Financial services in recent years has generated more payroll taxes in the city than any other in recent years, so it stands to reason that the sector accounted for more than two-thirds of the $2.9-billion decline in payroll taxes here in 2009. The newly enacted Dodd-Frank bill could lessen that volatility, “which should rein in profits for Wall Street firms in the short term but should stabilize revenues in the long run,” Denham writes.
A June employment bulletin that Eastern Consolidated put out last week notes that the securities industry shed 1,000 jobs during the month, and topped the list of year-to-date job losses in the city. Uncertainty over the pending regulatory reform put a freeze on Wall Street hiring, the firm says.
Now that the reform bill is a fait accompli, “the uncertainty on hiring could change anytime,” Denham tells GlobeSt.com. “Now that the legislation was signed, there is less uncertainty, which is good for the economy.”
However, she adds, “The real rules will be left to the regulatory agencies to implement, which will take a few years. And how the regulators define ‘proprietary’ will determine how traders can trade for in-house funds.”

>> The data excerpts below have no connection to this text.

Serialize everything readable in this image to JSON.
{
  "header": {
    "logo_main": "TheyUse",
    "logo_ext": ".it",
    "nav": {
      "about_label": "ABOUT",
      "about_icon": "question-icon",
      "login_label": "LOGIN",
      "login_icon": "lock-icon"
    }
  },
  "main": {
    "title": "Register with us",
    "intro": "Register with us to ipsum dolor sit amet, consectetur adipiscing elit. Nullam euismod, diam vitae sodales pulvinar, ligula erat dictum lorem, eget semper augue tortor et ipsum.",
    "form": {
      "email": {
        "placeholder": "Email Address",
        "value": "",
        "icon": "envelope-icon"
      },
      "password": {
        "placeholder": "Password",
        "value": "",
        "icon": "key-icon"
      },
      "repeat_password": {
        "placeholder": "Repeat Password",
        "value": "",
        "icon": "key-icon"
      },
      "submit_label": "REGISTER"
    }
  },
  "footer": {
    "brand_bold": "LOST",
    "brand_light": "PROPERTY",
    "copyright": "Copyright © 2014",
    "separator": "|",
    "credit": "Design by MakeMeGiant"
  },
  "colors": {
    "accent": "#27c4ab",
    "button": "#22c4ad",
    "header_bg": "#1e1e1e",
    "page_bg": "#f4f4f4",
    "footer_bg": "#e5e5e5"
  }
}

Across the board, Denham writes in the Wall Street report, the regulatory agencies will have the responsibility of fine-tuning the Dodd-Frank bill’s provisions, “which means that lobbyists will still have the opportunity to exert their influence in the final language. This means that loopholes are likely to remain in the regulations and Wall Street will evade the worst of the harshest reforms. The bounce in financial stocks since June 25 when the legislation was ‘finalized’ reinforces the sentiment that Wall Street can breathe a sigh of relief.”
Denham tells GlobeSt.com she doesn’t see Wall Street adding a significant number of jobs in the near term, “but I think any future losses of jobs should be minimal.” Similarly, she believes the space givebacks by major financial services firms Downtown have “probably topped out, but I don’t see a major turnaround in leasing anytime soon.”

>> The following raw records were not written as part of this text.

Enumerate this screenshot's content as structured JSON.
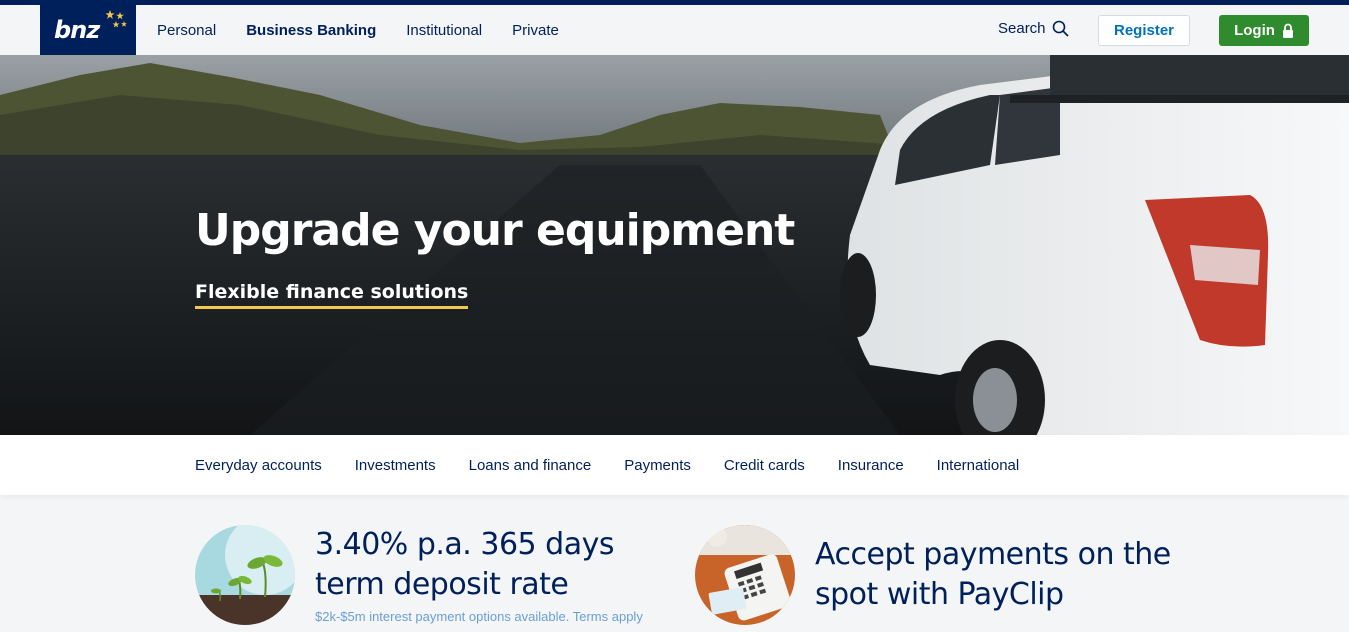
{
  "header": {
    "logo_text": "bnz",
    "nav": [
      "Personal",
      "Business Banking",
      "Institutional",
      "Private"
    ],
    "active_nav": "Business Banking",
    "search_label": "Search",
    "register_label": "Register",
    "login_label": "Login"
  },
  "hero": {
    "title": "Upgrade your equipment",
    "link_label": "Flexible finance solutions"
  },
  "subnav": {
    "items": [
      "Everyday accounts",
      "Investments",
      "Loans and finance",
      "Payments",
      "Credit cards",
      "Insurance",
      "International"
    ]
  },
  "promos": [
    {
      "title_line1": "3.40% p.a. 365 days",
      "title_line2": "term deposit rate",
      "subtitle": "$2k-$5m interest payment options available. Terms apply"
    },
    {
      "title_line1": "Accept payments on the",
      "title_line2": "spot with PayClip"
    }
  ],
  "colors": {
    "brand_navy": "#00205b",
    "login_green": "#2e8b2e",
    "register_blue": "#0072bc",
    "link_underline": "#f2c94c"
  }
}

When Denham finalized the Eastern Consolidated report, titled “Wall Street Volatility and Its Impact On New York City’s Economy,” enactment of the Dodd-Frank bill was still in the future. Asked whether the final legislation differed from earlier perceptions that it would go fairly easy on the industry, Denham says, “There were no major surprises in the legislation except that they watered down the ‘Volcker rule,’ especially on the part of Wall Street firms owning hedge funds. Many were relieved that firms could own a higher share of these funds than had originally been presented.”
She adds that a provision introduced by Sen. Blanche Lincoln (D-AR) that would have forced banks to spin off their derivatives business “was also cast aside."